I scoff, slouching in my seat. “What family?” How can what we’ve become constitute as a family anymore? I spend more time blocking out the pain of losing all my blood relations in one day than I care to admit. Especially because two of them are still alive, choosing not to be available.
Filling my lungs, I speak louder. “I’m just afraid I’ll get stuck. That I’ll get stuck here, working at the store, going to community college. That’s not what I want for myself. And I’m dragging Chelsea down with me.” I’ve never admitted that to anyone, let alone myself.
The feeling of Lochlyn’s hand on mine startles me, and tingles ping through my entire body. When I turn to look at him, his blue eyes, which appear darker in the night, are fixed on me. “You’ll get out, Shay. And Chelsea made her own choice. You didn’t ask her to stay. She did that on her own.”
“Yeah, but she did it for me. And your parents were so mad.” Chelsea had delayed her acceptance to Cornell as I did. “She didn’t have to. She could have kept on the straight and narrow. But Chelsea doesn’t have a path. She zigs and zags. While she may be using you as an excuse to stay, I could have seen this happening without you. And my parents will get over it. If they wanted more say, they could be around more.” He says the last part with a bite to his tone.
But he’s right. Chelsea’s grades almost weren’t good enough to get her into Cornell. It’s just another glaring reminder of how starkly different Chelsea and Lochlyn are. Aside from their looks, Chelsea being much fairer than Lochlyn, with hair so blonde it’s almost white, Lochlyn’s exceptionally smart. He graduated top of his class in high school, in a group of over two hundred, and from what he says, is doing very well at Cornell. He studies, but not nearly as much as Chelsea needs to. Things come easier to him.
It’s just one more thing I find attractive about Lochlyn. Looking at him, you’d be sure he’s just a pretty face with those piercing blue eyes and sharp cheekbones. But his intelligence shines through in a simple conversation.

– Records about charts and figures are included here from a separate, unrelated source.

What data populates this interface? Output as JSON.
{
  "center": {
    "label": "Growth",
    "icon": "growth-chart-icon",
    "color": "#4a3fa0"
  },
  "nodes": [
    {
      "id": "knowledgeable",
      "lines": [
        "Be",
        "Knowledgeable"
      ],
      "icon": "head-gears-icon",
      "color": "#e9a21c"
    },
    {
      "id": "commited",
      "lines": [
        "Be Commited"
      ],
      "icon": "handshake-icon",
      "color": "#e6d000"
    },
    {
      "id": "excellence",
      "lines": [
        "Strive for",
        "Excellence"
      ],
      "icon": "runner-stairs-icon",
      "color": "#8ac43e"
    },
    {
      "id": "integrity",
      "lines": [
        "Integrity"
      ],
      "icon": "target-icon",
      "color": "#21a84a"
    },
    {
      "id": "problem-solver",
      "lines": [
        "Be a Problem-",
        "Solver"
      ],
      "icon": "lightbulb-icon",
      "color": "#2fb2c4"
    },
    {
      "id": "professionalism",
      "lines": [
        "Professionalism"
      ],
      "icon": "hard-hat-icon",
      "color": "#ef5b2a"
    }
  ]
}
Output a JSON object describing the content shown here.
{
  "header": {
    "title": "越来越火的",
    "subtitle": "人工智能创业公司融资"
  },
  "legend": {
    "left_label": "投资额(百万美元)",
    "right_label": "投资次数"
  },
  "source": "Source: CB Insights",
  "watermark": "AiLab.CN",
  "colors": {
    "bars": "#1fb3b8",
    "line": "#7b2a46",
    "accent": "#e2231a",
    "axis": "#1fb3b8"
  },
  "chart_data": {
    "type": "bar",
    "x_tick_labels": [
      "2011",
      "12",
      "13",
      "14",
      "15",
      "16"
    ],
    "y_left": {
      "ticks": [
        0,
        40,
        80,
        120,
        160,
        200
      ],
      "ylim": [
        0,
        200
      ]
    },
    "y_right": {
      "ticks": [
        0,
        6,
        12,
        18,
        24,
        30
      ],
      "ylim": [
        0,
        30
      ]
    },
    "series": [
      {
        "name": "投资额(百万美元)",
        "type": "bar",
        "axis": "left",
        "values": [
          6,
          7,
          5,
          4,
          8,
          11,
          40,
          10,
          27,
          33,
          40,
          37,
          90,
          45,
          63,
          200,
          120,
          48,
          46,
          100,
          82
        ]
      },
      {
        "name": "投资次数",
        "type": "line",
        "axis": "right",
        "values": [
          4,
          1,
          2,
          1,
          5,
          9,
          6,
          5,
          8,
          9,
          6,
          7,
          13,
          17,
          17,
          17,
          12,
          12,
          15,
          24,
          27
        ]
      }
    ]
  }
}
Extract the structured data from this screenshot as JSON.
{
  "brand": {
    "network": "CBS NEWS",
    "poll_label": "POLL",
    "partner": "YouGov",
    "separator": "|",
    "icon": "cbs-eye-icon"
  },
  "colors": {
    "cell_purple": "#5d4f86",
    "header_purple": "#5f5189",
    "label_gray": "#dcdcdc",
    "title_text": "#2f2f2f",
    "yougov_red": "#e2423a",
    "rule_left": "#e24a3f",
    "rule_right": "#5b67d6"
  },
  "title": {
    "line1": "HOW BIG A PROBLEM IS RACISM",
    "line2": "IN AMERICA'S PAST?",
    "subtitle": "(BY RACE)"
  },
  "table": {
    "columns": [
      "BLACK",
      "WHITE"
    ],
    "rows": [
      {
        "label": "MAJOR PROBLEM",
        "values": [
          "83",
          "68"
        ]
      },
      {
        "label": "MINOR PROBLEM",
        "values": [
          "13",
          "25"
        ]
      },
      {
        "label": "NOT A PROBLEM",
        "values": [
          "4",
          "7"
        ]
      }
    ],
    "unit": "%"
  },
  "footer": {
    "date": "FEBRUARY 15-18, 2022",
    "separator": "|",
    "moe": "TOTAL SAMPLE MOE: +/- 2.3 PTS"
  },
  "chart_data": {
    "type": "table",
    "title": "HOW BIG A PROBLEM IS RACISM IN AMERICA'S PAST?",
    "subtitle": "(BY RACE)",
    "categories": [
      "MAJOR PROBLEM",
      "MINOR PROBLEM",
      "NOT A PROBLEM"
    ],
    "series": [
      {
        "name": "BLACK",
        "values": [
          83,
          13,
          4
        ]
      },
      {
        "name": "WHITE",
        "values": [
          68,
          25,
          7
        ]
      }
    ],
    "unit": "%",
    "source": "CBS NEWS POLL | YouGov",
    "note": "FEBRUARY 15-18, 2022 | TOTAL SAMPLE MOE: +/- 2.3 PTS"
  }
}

“Aside from worrying about Cornell and Chelsea, how are you? How is Shay?” I must not have given him enough since he’s pressing aboutme.It’s something he does—checking in about me specifically. Always.
How do I answer that?
“Honestly? I don’t know. I kind of feel lost. Like I don’t have direction, like I don’t know where I belong. Before my dad got sick, it was pretty clear cut. Get good grades, get into a good college, and leave. Now, though? It’s not clear at all.” I hesitate before treading further. “Sorry, I know that was more about college. I guess it’s just at the forefront of my mind.”
“It’s okay. Whatever you’re thinking, you can talk to me.”
My eyes fall to my hem, where I start picking at my shirt again. “I don’t know. My dad’s death anniversary is coming up in two months. It sounds far away, but it’s almost still surreal that he’s gone at all. I can’t explain this weird feeling.